Plutôt que d’ouvrir les yeux sur les effets néfastes pour les entreprises elles-mêmes qui préfèrent accumuler des dettes alors qu’elles rémunèrent grassement leurs actionnaires, l’administration fiscale a multiplié au cours de ces années les tax rulings (rescrits fiscaux), le gouvernement a désinvesti de son inspection fiscale et l’idée de taxer ne fût-ce que les plus-values (même sous certaines limites) est tuée d’emblée. Et on préférera procéder à un saut d’index, couper dans les soins de santé et contrôler les compteurs électriques des chômeurs pour voir s’ils ne se rendent pas coupables d’une fraude qui permettrait à l’Etat de grappiller quelques millions d’euros.
Ainsi, la Belgique comme les autres pays européens souffre d’un problème de coût extravagant du capital. Celui-ci pénalise d’abord le personnel des grandes entreprises concernées, freine les investissements productifs et pèse sur les autres entreprises à travers les liens de sous-traitance. Comme chaque pays s’accommode de cette pression financière et que nos économies sont interconnectées, les tensions sont encore plus vives ce qui rend le modèle économique intenable.

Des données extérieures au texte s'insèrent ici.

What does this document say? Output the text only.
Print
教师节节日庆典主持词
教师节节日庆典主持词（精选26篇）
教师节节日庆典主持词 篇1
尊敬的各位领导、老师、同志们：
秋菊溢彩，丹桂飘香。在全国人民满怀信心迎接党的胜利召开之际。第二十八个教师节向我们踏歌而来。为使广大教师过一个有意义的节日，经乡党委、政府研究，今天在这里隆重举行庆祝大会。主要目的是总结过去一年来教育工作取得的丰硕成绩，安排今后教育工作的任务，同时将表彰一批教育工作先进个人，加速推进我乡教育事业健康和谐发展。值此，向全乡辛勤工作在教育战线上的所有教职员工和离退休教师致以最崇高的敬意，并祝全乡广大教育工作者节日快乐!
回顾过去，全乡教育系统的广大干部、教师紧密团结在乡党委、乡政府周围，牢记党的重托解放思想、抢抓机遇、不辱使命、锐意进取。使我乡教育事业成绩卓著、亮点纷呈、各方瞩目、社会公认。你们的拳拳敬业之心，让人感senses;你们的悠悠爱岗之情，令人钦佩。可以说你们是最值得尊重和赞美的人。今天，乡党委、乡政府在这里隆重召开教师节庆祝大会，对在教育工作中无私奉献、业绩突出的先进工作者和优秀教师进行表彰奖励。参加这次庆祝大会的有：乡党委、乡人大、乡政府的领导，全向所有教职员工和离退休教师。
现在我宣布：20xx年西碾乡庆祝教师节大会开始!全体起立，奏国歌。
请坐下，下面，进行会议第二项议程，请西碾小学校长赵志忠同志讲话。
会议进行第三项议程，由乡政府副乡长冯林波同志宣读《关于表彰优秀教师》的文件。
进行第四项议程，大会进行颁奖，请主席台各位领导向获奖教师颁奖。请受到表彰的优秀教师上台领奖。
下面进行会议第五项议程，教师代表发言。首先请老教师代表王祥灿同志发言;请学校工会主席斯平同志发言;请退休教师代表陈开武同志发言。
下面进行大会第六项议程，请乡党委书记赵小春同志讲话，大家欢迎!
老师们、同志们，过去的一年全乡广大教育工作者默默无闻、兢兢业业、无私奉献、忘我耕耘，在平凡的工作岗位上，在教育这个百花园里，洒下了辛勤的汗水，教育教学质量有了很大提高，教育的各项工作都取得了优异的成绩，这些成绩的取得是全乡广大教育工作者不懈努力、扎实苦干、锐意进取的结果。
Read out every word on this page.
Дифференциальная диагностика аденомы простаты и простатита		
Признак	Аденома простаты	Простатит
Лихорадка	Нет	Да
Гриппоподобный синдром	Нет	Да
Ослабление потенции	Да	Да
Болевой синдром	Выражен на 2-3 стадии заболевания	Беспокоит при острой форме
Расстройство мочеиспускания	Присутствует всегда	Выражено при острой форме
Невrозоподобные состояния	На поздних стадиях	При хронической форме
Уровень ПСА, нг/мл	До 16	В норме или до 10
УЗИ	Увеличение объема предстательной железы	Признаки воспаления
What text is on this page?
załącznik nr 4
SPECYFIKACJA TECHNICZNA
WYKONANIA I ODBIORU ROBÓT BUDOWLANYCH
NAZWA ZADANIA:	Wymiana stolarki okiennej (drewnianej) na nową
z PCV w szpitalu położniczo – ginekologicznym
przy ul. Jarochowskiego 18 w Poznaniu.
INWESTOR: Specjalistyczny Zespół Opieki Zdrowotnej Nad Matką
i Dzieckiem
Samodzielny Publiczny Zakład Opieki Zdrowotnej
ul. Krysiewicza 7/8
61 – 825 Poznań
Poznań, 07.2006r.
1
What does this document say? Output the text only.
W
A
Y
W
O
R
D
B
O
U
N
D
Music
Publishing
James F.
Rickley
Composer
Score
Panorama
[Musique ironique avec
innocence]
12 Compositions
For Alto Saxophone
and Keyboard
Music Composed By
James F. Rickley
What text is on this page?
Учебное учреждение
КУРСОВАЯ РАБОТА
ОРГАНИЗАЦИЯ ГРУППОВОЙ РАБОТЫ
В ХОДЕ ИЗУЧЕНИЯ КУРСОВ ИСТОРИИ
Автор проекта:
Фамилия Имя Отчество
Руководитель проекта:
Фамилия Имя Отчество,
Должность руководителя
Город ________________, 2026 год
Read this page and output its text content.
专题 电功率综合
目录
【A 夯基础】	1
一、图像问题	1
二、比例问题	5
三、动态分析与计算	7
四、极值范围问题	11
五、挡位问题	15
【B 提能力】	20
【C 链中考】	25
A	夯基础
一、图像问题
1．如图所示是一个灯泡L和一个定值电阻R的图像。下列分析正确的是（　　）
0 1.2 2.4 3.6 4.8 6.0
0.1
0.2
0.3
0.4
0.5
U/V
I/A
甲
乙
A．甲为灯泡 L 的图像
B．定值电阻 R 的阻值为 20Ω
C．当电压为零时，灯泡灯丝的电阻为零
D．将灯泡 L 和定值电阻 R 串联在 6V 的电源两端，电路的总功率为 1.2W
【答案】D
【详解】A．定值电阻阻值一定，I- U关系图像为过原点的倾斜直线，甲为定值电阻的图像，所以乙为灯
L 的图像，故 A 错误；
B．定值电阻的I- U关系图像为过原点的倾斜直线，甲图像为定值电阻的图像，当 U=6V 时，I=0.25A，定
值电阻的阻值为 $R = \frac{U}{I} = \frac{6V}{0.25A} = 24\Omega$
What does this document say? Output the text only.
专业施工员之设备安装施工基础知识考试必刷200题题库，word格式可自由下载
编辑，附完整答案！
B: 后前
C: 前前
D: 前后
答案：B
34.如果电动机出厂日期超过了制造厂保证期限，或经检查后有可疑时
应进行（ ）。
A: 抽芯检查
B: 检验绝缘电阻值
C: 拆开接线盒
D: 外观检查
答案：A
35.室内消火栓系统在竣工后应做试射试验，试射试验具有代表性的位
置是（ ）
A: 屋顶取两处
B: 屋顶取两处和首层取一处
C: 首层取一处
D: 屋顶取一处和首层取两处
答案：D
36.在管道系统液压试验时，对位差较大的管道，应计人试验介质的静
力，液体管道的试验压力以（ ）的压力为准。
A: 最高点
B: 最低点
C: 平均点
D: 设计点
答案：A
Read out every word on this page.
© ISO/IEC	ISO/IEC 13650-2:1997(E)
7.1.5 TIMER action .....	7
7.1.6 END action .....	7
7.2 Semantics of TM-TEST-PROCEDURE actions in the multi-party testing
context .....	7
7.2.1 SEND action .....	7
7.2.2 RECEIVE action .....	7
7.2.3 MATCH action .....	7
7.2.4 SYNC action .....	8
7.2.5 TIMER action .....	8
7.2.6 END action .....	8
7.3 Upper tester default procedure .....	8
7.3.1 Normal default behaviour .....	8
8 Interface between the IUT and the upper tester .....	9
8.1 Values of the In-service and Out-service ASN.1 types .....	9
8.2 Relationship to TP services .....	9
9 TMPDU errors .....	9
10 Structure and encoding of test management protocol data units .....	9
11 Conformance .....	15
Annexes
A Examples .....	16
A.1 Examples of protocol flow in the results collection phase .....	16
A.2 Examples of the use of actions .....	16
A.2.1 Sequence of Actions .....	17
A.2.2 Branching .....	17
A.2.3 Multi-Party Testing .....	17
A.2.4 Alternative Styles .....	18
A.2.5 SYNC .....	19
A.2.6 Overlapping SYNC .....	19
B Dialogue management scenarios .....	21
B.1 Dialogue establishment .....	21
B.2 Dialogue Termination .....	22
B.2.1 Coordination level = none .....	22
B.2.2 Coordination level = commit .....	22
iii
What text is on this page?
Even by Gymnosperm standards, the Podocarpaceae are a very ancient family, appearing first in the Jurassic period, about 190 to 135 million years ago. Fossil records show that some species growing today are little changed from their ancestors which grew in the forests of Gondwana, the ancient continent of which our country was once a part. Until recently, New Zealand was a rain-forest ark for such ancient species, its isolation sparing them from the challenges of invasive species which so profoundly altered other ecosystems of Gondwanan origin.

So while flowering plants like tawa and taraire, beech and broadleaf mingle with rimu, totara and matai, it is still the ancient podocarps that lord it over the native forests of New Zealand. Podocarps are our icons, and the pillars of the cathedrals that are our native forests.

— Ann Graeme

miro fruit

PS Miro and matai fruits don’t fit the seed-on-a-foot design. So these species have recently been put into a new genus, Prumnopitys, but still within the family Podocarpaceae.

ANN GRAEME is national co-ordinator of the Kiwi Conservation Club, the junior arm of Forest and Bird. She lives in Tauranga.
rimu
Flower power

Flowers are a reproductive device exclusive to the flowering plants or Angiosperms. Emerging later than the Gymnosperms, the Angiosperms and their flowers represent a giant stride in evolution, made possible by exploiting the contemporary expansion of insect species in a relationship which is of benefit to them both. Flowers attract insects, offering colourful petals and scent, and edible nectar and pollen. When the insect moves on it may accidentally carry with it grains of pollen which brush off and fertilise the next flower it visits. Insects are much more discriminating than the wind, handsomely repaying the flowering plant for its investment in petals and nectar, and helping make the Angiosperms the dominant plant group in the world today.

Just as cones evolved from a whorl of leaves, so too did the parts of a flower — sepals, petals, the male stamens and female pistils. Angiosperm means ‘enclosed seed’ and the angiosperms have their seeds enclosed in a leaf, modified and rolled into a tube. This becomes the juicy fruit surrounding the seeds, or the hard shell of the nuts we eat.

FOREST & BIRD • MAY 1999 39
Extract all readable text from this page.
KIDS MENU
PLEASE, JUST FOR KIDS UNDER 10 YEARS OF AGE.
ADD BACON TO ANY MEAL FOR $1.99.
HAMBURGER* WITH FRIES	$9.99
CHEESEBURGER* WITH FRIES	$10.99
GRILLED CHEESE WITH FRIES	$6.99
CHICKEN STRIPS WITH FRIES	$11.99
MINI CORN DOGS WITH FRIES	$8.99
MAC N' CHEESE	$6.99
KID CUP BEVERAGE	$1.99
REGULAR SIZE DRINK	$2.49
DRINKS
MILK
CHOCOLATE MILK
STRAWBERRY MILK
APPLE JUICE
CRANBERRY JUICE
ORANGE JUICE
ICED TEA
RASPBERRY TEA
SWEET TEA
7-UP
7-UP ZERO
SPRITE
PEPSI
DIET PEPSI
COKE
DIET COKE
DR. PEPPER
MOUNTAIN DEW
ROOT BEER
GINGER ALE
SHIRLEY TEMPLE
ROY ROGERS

Cette conclusion semble impliquer que toute nouvelle étape dans la mondialisation économique devrait être soumise à deux conditions préalables. D’abord, les décideurs politiques doivent s’atteler à reprendre en main la finance (une feuille de route avait été esquissée lors du G20 tenu à Washington en 2008, avant d’être rapidement éclipsée). Ensuite, les accords commerciaux devraient contenir des dispositions allant en ce sens et promouvant la coopération fiscale pour éviter que les tendances identifiées dans les graphiques se prolongent et accentuent les inégalités.